Forest plot showing the diagnostic odds ratio of MRI of early osteonecrosis of the femoral head

Fig. 7
figure 7

Summary ROC plots for diagnostic accuracy of MRI of early osteonecrosis of the femoral head

Conclusions

Several systematic reviews and meta-analysis have been published concerning the diagnostic accuracy of MRI of early osteonecrosis of the femoral head. Li et al. [51] found that the sensitivity and specificity of MRI were 95%(95% CI 94–96%) and 77%(95% CI 70–83%), respectively.

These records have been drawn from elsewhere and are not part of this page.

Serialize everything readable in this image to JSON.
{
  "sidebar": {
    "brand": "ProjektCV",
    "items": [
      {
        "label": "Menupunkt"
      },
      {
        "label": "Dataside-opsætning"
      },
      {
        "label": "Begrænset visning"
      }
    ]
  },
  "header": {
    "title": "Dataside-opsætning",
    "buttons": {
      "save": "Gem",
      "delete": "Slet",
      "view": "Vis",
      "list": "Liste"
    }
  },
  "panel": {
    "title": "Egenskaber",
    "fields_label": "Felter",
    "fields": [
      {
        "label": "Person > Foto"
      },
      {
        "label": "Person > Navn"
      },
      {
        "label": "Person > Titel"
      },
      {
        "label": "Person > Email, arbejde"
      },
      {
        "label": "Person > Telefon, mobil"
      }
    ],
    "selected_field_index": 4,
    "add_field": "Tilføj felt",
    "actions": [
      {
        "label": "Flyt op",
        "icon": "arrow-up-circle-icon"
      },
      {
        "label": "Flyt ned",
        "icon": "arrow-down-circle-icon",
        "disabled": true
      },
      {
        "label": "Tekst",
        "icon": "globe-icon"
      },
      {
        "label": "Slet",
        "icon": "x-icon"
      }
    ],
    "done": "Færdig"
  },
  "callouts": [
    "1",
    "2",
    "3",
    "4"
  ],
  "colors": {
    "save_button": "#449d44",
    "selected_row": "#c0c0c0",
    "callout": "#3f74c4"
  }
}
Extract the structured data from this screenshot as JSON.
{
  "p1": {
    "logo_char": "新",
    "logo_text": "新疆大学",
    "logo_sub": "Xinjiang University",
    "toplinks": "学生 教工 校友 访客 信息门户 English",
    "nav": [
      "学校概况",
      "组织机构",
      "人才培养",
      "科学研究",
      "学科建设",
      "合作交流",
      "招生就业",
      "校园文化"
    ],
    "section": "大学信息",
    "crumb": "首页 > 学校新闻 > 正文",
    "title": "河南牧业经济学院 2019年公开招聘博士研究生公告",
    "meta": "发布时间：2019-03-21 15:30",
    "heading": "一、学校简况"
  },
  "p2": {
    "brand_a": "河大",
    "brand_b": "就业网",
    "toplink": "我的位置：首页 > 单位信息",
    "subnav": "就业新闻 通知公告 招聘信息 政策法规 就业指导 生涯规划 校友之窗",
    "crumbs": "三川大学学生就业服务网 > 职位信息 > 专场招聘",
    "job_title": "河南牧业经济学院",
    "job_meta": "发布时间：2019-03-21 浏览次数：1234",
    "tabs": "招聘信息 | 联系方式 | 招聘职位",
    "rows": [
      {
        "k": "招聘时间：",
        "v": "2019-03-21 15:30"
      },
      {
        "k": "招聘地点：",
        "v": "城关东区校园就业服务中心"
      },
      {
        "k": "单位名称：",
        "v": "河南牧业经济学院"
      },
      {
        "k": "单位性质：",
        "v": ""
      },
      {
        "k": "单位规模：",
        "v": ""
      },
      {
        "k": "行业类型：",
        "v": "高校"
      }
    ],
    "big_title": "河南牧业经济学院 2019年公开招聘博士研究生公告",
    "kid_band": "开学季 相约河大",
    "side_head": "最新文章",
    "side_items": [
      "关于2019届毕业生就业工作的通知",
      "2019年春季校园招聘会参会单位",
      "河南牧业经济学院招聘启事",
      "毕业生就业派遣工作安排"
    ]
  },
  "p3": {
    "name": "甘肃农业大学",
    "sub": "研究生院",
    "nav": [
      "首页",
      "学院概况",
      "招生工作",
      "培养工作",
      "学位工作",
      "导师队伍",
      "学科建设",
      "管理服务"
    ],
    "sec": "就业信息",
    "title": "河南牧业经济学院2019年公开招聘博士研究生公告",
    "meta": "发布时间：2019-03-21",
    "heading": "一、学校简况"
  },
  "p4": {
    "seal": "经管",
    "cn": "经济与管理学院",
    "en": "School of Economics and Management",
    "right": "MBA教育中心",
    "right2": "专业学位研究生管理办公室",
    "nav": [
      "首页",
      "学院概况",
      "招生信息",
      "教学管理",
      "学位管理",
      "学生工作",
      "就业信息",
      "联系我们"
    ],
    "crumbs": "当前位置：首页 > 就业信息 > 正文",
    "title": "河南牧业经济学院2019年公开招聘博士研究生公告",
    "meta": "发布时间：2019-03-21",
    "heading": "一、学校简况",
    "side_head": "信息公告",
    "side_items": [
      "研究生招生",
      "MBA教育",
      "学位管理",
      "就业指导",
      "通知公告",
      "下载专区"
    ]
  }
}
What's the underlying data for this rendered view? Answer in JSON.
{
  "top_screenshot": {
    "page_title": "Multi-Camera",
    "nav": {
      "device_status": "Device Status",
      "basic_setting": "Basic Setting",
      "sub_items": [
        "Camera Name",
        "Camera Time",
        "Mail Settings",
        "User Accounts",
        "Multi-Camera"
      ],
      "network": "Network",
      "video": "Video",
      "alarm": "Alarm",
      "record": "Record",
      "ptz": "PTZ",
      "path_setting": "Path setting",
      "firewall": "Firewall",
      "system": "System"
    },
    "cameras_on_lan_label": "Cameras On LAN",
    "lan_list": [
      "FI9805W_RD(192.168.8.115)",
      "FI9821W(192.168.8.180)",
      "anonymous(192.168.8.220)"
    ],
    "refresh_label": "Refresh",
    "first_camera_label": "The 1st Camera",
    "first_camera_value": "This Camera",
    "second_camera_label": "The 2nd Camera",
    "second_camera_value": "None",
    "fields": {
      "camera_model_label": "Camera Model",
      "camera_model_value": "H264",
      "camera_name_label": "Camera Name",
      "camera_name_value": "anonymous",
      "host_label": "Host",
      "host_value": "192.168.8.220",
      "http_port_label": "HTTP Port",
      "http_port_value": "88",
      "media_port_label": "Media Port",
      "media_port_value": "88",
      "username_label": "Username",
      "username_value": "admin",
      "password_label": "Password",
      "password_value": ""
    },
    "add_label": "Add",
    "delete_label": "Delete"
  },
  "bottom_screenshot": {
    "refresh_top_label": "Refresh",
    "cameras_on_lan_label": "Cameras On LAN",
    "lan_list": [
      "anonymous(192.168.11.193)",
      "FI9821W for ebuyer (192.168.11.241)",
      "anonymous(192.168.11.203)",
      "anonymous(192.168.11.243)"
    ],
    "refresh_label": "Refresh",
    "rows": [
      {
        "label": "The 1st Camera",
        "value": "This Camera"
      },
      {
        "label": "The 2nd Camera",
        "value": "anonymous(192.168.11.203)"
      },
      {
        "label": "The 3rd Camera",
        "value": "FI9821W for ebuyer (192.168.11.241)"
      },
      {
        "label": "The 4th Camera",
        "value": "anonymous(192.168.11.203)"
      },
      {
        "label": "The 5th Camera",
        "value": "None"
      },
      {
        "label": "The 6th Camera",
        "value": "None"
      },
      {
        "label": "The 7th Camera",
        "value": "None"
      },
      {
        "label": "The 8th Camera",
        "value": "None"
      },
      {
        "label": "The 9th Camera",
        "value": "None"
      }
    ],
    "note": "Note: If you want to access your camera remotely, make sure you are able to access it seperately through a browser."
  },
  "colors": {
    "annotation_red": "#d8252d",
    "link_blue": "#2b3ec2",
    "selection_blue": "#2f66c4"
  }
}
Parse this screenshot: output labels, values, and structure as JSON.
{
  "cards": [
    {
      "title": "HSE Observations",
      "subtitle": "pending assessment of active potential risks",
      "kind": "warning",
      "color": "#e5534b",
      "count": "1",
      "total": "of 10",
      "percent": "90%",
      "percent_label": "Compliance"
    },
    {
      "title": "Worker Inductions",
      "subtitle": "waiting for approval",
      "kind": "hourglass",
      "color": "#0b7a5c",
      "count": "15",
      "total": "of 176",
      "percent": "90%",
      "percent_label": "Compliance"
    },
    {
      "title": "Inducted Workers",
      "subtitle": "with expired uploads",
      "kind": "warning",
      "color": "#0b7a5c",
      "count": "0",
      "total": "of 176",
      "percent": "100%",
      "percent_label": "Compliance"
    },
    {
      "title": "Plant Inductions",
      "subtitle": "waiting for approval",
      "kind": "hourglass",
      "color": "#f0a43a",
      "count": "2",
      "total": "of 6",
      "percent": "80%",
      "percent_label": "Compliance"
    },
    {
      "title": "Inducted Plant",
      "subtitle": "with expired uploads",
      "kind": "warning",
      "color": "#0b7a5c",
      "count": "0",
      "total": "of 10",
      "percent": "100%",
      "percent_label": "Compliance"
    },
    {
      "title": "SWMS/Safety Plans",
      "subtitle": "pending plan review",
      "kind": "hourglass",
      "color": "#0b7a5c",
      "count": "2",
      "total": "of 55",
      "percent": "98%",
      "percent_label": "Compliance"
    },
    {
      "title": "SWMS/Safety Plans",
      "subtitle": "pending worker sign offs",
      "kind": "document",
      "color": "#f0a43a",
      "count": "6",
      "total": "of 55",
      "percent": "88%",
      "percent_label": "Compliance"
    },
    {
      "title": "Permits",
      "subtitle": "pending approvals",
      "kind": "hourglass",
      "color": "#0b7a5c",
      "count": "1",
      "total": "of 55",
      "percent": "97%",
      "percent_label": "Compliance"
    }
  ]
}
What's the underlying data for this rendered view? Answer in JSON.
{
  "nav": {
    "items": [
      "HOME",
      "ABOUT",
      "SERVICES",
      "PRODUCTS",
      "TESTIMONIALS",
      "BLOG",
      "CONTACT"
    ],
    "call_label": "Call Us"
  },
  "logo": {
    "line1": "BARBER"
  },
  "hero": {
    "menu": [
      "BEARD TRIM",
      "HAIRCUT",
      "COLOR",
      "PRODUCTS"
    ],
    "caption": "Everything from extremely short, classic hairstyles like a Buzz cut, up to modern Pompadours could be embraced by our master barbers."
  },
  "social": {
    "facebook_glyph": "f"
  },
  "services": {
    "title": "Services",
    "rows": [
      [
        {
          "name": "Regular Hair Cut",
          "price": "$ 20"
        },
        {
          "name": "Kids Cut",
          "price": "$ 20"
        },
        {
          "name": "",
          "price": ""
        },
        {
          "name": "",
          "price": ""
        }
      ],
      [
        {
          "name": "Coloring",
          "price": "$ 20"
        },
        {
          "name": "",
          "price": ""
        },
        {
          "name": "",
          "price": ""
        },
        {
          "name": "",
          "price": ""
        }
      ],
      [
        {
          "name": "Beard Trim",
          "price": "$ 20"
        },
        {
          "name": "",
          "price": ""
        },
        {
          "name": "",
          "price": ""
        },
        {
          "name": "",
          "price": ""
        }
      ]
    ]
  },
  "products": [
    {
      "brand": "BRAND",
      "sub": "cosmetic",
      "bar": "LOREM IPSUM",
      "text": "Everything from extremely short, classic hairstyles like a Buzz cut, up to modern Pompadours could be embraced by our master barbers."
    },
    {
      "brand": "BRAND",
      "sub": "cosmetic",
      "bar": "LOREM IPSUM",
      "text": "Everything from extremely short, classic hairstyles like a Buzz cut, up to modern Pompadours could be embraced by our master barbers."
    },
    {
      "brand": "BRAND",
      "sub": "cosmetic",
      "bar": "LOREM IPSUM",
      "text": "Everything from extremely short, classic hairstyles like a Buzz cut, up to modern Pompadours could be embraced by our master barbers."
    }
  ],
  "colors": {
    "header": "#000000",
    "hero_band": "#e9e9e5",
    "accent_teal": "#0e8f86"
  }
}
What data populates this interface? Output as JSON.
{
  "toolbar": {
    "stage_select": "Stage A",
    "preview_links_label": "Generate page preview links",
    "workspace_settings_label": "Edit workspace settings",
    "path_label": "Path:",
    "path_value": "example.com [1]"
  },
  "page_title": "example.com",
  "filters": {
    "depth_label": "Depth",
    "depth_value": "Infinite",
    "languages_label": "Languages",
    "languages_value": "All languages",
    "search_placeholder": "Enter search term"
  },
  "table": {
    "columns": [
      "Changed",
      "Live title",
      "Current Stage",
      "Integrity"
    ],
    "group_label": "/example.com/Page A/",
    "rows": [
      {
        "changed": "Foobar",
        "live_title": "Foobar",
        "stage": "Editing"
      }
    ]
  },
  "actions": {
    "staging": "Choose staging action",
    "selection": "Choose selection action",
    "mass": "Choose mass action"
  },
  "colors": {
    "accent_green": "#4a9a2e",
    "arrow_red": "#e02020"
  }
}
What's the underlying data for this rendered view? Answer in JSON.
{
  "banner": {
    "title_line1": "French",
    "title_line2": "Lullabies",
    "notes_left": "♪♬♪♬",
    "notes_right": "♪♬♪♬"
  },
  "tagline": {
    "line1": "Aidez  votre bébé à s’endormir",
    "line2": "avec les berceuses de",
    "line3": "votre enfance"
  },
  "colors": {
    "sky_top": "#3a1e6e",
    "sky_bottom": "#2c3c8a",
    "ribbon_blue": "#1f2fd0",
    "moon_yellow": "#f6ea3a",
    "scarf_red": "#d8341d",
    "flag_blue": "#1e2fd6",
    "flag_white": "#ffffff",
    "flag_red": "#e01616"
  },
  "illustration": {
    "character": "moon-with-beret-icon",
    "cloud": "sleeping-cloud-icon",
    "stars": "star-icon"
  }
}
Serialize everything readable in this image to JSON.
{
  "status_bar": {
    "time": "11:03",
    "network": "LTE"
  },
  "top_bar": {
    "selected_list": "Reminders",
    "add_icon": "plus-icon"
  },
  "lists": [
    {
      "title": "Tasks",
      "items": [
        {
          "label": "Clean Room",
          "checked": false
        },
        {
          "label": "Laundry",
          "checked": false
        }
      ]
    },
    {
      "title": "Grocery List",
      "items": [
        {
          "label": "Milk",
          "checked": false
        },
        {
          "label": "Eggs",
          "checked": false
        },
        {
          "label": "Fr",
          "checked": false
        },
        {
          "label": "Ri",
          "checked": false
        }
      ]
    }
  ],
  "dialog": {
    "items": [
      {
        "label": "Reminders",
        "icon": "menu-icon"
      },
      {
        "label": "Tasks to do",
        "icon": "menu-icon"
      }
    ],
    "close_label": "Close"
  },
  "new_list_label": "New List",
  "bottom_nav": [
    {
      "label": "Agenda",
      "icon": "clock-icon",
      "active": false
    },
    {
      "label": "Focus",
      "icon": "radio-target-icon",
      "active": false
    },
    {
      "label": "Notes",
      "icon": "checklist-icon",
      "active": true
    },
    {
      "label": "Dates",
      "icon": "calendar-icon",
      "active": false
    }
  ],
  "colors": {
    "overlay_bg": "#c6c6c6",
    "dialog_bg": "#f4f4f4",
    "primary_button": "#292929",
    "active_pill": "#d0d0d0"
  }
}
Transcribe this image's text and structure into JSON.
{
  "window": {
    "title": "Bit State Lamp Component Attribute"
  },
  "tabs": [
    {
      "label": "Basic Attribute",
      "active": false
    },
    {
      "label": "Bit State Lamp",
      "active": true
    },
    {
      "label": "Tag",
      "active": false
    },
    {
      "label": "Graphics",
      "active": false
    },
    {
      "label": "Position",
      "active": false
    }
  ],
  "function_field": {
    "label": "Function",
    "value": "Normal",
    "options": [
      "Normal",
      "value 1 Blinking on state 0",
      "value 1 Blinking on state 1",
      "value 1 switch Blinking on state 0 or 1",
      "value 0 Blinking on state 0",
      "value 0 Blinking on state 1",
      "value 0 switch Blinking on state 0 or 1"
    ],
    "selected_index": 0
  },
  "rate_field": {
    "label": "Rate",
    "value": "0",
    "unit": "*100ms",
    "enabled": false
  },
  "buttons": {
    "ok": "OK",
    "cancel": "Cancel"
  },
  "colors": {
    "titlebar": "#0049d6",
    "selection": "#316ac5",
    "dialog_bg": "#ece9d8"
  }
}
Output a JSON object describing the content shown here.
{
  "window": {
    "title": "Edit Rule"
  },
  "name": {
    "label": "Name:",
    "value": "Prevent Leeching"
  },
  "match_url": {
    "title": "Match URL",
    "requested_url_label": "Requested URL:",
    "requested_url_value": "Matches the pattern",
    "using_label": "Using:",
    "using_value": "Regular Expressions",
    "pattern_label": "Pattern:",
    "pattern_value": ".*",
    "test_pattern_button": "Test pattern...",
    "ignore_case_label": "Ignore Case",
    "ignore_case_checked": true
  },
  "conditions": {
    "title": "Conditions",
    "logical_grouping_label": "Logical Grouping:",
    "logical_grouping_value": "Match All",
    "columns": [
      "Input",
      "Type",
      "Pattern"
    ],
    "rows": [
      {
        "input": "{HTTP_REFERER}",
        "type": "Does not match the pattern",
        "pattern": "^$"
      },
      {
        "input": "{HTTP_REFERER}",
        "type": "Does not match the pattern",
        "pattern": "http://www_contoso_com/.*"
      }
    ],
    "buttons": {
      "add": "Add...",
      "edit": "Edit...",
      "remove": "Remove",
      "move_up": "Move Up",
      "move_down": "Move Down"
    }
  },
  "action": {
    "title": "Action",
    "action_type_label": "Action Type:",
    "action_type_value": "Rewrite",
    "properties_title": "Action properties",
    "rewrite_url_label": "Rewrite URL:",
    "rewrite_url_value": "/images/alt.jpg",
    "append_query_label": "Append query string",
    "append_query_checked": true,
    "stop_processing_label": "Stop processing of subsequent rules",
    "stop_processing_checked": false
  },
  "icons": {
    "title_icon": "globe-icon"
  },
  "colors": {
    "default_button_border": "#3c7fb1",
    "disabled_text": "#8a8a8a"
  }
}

Moreover, the DOR was 31.89%(95% CI 17.32–58.70%), and the AUC under the SROC was 0.9166. MRI was associated with high diagnostic accuracy in the patients with suspected early ANFH. Song et al. [52], who included 21 articles, reported that MRI was more effective than CT in diagnosing ANFH. Significant statistical difference was identified between them (OR, 0.13; 95% CI 0.03–0.51). Su et al. [53], who included 8 studies of 515 patients, found the ANFH positive rate between CT and MRI was statistically significant (OR, 0.12; 95% CI 0.04–0.33), so as the early stage positive rate (OR, 0.45; 95% CI 0.26–0.78). Therefore, MRI appears to be a promising diagnostic tool for avascular necrosis of the femoral head.

However, there were several limitations in this analysis: (1) differences in the inclusion and exclusion criteria for patients, (2) different patients with previous disease and treatments were unavailable, (3) all the included studies were from English and Chinese articles, which may be the source of bias, (4) the fluency of technicians between different studies varied, and (5) pooled data were used for analysis, and individual patients’ data were unavailable, which limited a more comprehensive analysis.

In summary, in this systematic review and meta-analysis, MRI as a diagnostic method is associated with higher accuracy for detecting ANFH. More studies and randomized controlled trails with high-quality and large samples are warranted for further evaluation.